A new activity that has kept him busy to the point of worrying investors who fear declining sales at Tesla. The latter also suffers from a popular image in half-mast due to the positions taken by Elon Musk and the moderation policy he has put in place within the social network, which once again allows conspiracy accounts and propagators of misinformation or hateful content. Tesla needs one “leader who can guide him through the storm” and not boss “who’s paying attention to Twitter”said Dan Ives, of Wedbush, in a note published on Tuesday. He added that too “Musk has lost all credibility in the investment community”stir up “Promise Crucified” in sharing sales, “The Twitter Fiasco” and “political controversies” on the platform.

Could Elon Musk drop Twitter to avoid losing Tesla?

The businessman also sold more than $39 billion in Tesla shares since November 2021, the bulk intended for the acquisition of the social network for $44 billion, including $27 billion in personal contributions. Not to mention that car production is currently suspended at the Shanghai plant for a longer period than initially planned, according to AFP.

As a result, Tesla’s stock lost value 60% since April, which is more than Nasdaq (-11%). And more than half of that decline has been since early November, proving the personal impact ofElon Musk. The company is still worth about 500 billion dollars, but it’s a long way from the more than 1,200 billion dollars at the beginning of the year. For reminder lpart of the group jumped over 700% in 2020 then 50% in 2021.

However, Elon Musk dismissed concerns about Tesla, preferring to point the finger at the Fed’s action that has fueled rate hikes in recent months: “Tesla works better than ever! We do not control the Federal Reserve. That’s the real problem here (…) I still predict that in the long run, Tesla will be the most valuable company in the world”he tweeted in mid-December. In its defense, the manufacturer claims to have increased its deliveries by 45% in the first three quarters, despite supply problems, and generated nearly $9 billion in revenue during that period despite steep increases in costs. But this falls short of the long-term goal of increasing deliveries 50% Every year.
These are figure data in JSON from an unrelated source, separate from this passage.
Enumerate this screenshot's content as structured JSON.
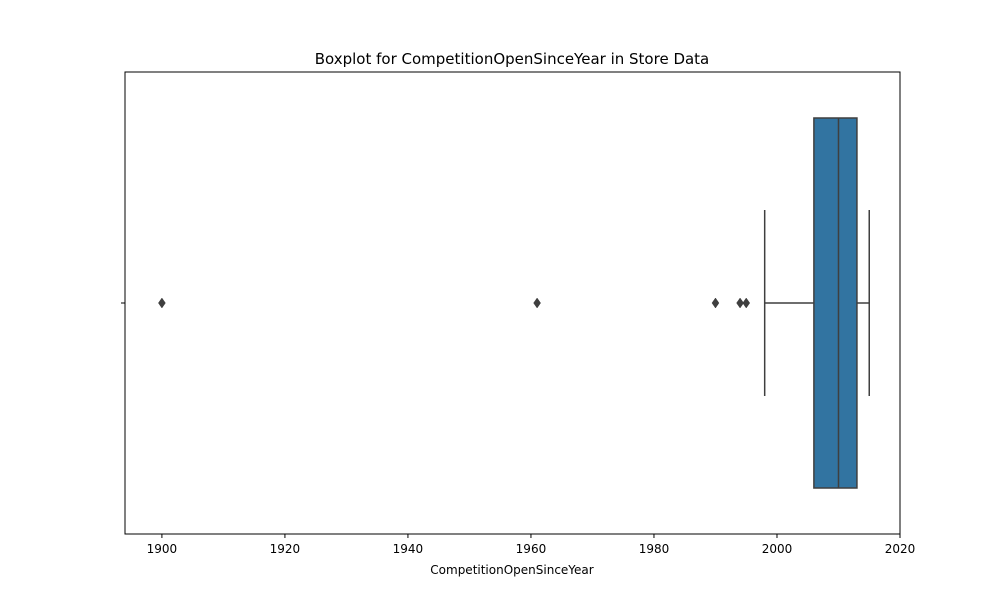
{
  "chart_data": {
    "type": "boxplot",
    "title": "Boxplot for CompetitionOpenSinceYear in Store Data",
    "xlabel": "CompetitionOpenSinceYear",
    "ylabel": "",
    "xlim": [
      1894,
      2020
    ],
    "x_ticks": [
      1900,
      1920,
      1940,
      1960,
      1980,
      2000,
      2020
    ],
    "grid": false,
    "orientation": "horizontal",
    "box": {
      "whisker_low": 1998,
      "q1": 2006,
      "median": 2010,
      "q3": 2013,
      "whisker_high": 2015,
      "outliers": [
        1900,
        1961,
        1990,
        1994,
        1995
      ],
      "color": "#3274a1",
      "line_color": "#3f3f3f"
    }
  }
}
Frenchman Bernard Arnault in pole position

Twitter’s new boss’s capital loss makes FFrench. Bernard Arnault, more cautious than the American multi-billionaire, has a fortune now estimated at 162 billion dollars against 137 billion dollars for Elon Musk. The CEO of LVMH, the first market capitalization of Bedroom 40 with $346 billion, suffered only a slight decline this year. The action behind the bags Louis Vuitton lost about 6% since January 2022, a better performance than Tesla.

Unlike tech, the turnover of luxury stocks continues to be good, boosting the fortunes of the boss of the world’s leading group. By 2022, the market should be worth 1,400 billion euro, increase of 13% over a year, at constant exchange rates.

Recruitment: the big challenge for the French luxury giants to continue their crazy growth (LVMH, Hermès, etc.)

Exceeded expectations, LVMH (which owns Louis Vuitton, Dior and Sephora, Bulgari and Tiffany) recorded 19.755 billion euros in sales between July and September (+19% compared to the same period of 2021). completely after recovery Covid, consumers have actually kept their luxury purchases. Sales were also driven by its already wealthy clients in a hurry of its fashion brands, including Americans taking advantage of the strong dollar to visit European stores. Finally, in China, LVMH benefited from an improvement in its activities thanks to the easing of restrictions anti Covid19.